Comment s’est constitué ce réseau ?

Par le biais des Salons et concours internationaux, vecteurs de développement malgré le Covid. Notre école de formation partenaire (l’EBP Paris), qui accueille 250 stagiaires internationaux par an, génère aussi des opportunités d’affaires. Nous avons plusieurs typologies de clients à l’étranger.

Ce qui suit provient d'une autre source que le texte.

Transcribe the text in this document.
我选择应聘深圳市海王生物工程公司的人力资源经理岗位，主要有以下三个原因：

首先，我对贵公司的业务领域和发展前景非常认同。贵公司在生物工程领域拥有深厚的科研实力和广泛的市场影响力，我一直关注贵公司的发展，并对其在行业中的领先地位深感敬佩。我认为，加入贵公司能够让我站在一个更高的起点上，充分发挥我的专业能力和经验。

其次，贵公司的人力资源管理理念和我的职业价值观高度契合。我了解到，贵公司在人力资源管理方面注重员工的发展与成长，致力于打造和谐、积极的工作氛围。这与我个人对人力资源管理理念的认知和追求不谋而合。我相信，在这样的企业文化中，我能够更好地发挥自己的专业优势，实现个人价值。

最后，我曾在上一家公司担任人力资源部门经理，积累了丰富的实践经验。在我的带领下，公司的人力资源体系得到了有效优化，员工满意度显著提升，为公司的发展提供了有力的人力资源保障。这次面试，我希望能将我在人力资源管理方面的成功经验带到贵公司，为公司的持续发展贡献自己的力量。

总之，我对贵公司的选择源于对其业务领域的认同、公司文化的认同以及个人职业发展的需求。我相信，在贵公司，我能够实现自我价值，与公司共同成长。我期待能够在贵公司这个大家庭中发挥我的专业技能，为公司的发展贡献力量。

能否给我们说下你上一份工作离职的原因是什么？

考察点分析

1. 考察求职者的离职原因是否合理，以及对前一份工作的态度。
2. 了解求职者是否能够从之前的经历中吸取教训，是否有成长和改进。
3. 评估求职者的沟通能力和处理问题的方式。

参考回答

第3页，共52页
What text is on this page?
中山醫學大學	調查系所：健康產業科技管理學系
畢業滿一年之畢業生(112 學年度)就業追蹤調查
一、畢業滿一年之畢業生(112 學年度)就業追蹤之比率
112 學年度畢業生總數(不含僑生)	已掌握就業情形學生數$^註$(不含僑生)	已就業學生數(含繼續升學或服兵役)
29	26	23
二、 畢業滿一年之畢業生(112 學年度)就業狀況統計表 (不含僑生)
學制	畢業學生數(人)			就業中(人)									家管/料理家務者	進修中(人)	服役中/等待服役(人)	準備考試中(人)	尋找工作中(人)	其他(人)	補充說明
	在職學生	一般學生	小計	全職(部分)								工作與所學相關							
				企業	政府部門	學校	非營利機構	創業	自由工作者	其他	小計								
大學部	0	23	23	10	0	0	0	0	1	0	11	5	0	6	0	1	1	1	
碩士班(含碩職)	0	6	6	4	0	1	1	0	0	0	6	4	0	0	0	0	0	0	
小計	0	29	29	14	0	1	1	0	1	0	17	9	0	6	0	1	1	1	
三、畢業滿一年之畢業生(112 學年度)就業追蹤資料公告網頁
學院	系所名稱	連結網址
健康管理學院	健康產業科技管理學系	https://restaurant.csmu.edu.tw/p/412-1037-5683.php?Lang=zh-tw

En tant que producteur, GMP travaille avec des importateurs-distributeurs, des industriels mais également en direct avec des artisans et même des meuniers pour des volumes importants. Car le transport a un coût qui se répercute sur les prix de vente de nos farines, plus élevés à l’export.

Votre gamme à l’étranger est-elle identique à la gamme française ?

Nous distribuons des farines panifiables françaises, des farines pour la viennoiserie ou le feuilletage, des farines biscuitières, des mélanges meuniers, des ingrédients technologiques et des améliorants. Pour chaque nouvelle demande, nous étudions d’abord le potentiel et la viabilité locale de nos produits. Tous les pays ont une réglementation spécifique en la matière ; certains nous demandent par exemple des farines fortifiées. Les références peuvent varier selon les destinations.

Proposez-vous un service d’accompagnement à l’international ?

Nous apportons notre soutien technique, via nos agents implantés à l’étranger. Grâce à notre confrérie des boulangers GMP, nous pouvons planifier des sessions de formation, sur place et à distance (tels tutos, master class). Nous accompagnons aussi les artisans sur la partie équipements à) travers notre réseau international de distributeurs. En revanche, nous n’assurons pas de missions de conseils, juridiques notamment, mais nous pouvons rediriger nos clients vers des contacts qualifiés.

« Faire preuve d’humilité », Kamel Saci, artisan-consultant international

Ancien champion de judo, ce célèbre consultant a ouvert sa propre boulangerie, Léonie Bakery, à Paris ( 17e). Il faudrait un livre pour relater la carrière du boulanger originaire du Lot-et-Garonne qui a parcouru plus de 70 % du globe pour monter des boulangeries dans le monde entier. Parlant quatre langues, Kamel Saci continue d’offrir un soutien aux entreprises, quels que soient leur emplacement ou taille. Il recommande de partir avec un solide bagage technique, à adapter aux conditions locales.